Students have the option to contest the sanctions that are assigned during a conference and request a sanction review. The student submits a written request for a sanction review, including a rationale as to why he or she believes the sanction is not justified. A staff or faculty member from outside the Office of Student Conduct who is acting as a sanction reviewer evaluates the case, examines the student’s rationale, and makes a decision as to whether or not the assigned sanction should be sustained or modified.

Sanctions:

Sanctions are the term used for the consequences assigned to students as a result of their disciplinary charges. These may be primary administrative (e.g., conduct warning, conduct probation, suspension) or active (e.g, community service, alcohol education program). Typically, both primary administrative and active sanctions are assigned when students are in violation of the Code of Conduct.

Suspension:

Disciplinary suspension of the student from the University is assigned for a specified period of time. During the period of the suspension, a notation appears on the student's official University transcript. During this time, the student is prohibited from course registration, class attendance, residence on campus, and use of University facilities. During the period of suspension, the student may not use or visit University facilities unless special permission is obtained from the Office of Student Conduct.

Transcript:

The academic transcript is a record of the student’s academic work and the grades received for each course. Notations are placed on the transcript during a period of Conduct Probation with a Transcript Notation, during a period of Suspension, and (permanently) when a student is expelled.

University Conduct Board:

The UCB consists of a chairperson along with four other people: two faculty/staff members and two students.
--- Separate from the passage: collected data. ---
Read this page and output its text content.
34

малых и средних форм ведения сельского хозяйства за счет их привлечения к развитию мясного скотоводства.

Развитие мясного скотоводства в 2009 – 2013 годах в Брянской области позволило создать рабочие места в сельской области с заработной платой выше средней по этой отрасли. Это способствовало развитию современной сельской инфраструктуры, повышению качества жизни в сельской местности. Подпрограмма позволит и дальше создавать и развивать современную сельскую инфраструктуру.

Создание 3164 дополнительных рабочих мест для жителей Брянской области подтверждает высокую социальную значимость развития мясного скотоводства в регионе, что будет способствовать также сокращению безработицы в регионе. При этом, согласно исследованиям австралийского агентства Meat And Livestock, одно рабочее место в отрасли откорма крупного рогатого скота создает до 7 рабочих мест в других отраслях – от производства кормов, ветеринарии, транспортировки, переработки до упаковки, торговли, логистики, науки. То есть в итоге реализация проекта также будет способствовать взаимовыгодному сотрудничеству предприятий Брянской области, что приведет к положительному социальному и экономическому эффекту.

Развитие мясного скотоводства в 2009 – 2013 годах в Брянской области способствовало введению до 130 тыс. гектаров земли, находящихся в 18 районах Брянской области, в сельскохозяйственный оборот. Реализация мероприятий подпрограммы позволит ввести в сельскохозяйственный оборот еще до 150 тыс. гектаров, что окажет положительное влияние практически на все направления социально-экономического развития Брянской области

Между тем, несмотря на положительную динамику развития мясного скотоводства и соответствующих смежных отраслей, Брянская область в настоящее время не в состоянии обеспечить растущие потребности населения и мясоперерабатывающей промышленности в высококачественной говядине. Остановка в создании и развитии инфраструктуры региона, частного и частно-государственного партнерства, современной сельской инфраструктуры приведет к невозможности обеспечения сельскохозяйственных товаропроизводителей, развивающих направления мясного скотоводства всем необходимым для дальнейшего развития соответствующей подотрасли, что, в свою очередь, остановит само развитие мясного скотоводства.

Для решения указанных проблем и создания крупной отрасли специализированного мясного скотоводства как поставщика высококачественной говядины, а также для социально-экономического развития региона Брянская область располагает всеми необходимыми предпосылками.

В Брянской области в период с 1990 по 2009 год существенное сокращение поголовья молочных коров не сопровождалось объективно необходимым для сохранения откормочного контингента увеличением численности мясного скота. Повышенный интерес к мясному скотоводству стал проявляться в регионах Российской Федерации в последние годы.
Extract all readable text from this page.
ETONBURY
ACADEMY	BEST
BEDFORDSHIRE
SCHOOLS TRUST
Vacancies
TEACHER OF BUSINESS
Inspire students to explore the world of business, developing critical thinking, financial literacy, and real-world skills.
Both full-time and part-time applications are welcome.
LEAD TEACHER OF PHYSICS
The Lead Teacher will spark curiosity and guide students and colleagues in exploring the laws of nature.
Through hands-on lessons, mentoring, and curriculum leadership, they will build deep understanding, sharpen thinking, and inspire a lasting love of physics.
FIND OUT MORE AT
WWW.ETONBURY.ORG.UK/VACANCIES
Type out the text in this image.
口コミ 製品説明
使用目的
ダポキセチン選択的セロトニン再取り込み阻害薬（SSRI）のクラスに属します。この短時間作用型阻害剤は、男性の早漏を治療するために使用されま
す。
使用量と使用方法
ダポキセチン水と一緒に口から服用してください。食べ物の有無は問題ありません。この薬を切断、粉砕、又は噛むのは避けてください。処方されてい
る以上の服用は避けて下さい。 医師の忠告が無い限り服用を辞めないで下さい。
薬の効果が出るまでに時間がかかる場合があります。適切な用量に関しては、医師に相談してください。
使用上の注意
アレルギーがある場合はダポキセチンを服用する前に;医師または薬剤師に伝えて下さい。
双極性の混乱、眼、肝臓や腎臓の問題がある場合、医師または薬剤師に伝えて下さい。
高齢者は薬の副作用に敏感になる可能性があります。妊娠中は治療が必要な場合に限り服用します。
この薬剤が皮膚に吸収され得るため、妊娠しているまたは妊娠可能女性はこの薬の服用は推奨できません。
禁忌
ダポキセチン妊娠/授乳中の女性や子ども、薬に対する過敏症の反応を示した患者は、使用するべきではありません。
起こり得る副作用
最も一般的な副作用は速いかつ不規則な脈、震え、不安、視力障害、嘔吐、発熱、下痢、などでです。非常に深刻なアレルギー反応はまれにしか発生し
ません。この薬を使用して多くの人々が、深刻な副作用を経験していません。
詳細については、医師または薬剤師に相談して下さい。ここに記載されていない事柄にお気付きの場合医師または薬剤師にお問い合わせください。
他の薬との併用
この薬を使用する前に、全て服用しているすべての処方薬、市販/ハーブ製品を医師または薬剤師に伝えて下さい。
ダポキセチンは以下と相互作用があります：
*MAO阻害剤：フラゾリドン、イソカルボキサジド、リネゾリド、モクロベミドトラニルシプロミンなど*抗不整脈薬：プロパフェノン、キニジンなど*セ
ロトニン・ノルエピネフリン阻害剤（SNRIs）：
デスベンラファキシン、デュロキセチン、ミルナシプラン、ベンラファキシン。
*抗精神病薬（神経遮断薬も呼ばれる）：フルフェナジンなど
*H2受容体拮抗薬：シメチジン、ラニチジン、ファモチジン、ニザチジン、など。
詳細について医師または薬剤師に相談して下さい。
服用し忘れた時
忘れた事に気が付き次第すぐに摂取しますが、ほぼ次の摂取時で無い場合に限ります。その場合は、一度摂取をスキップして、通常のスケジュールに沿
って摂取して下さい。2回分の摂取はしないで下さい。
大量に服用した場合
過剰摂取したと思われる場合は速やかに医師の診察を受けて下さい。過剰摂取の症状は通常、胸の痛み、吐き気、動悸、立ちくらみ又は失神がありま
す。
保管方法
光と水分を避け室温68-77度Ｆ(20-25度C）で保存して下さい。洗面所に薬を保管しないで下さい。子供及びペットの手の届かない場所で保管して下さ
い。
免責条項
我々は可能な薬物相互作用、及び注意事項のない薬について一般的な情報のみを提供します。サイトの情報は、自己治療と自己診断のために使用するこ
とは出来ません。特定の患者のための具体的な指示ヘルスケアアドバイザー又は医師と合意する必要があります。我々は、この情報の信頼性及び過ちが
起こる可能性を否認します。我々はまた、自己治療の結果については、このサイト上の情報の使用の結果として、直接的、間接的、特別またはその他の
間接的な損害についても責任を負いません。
The UCB is convened for hearings for cases in which the sanction of Suspension or higher was assigned. Students interested in training to be part of the UHB should contact the Office of Student Conduct.

Witness:

A witness is any person who has information regarding an alleged incident of student misconduct. This information may be factual or hearsay. Witnesses can be brought forth by accused students or by the University, and can be required to participate in the conduct process or in hearings if it is determined that they have information to contribute that is important to the case. Witnesses are required to contribute information that is true to the best of their knowledge; providing false statements or testimony is a violation of the Code of Conduct.

XF Grade:

The "XF" grade is an official University sanction noting a serious violation of academic integrity. The XF grade appears on the student's transcript and indicates that a student has failed a course because of an academic integrity violation.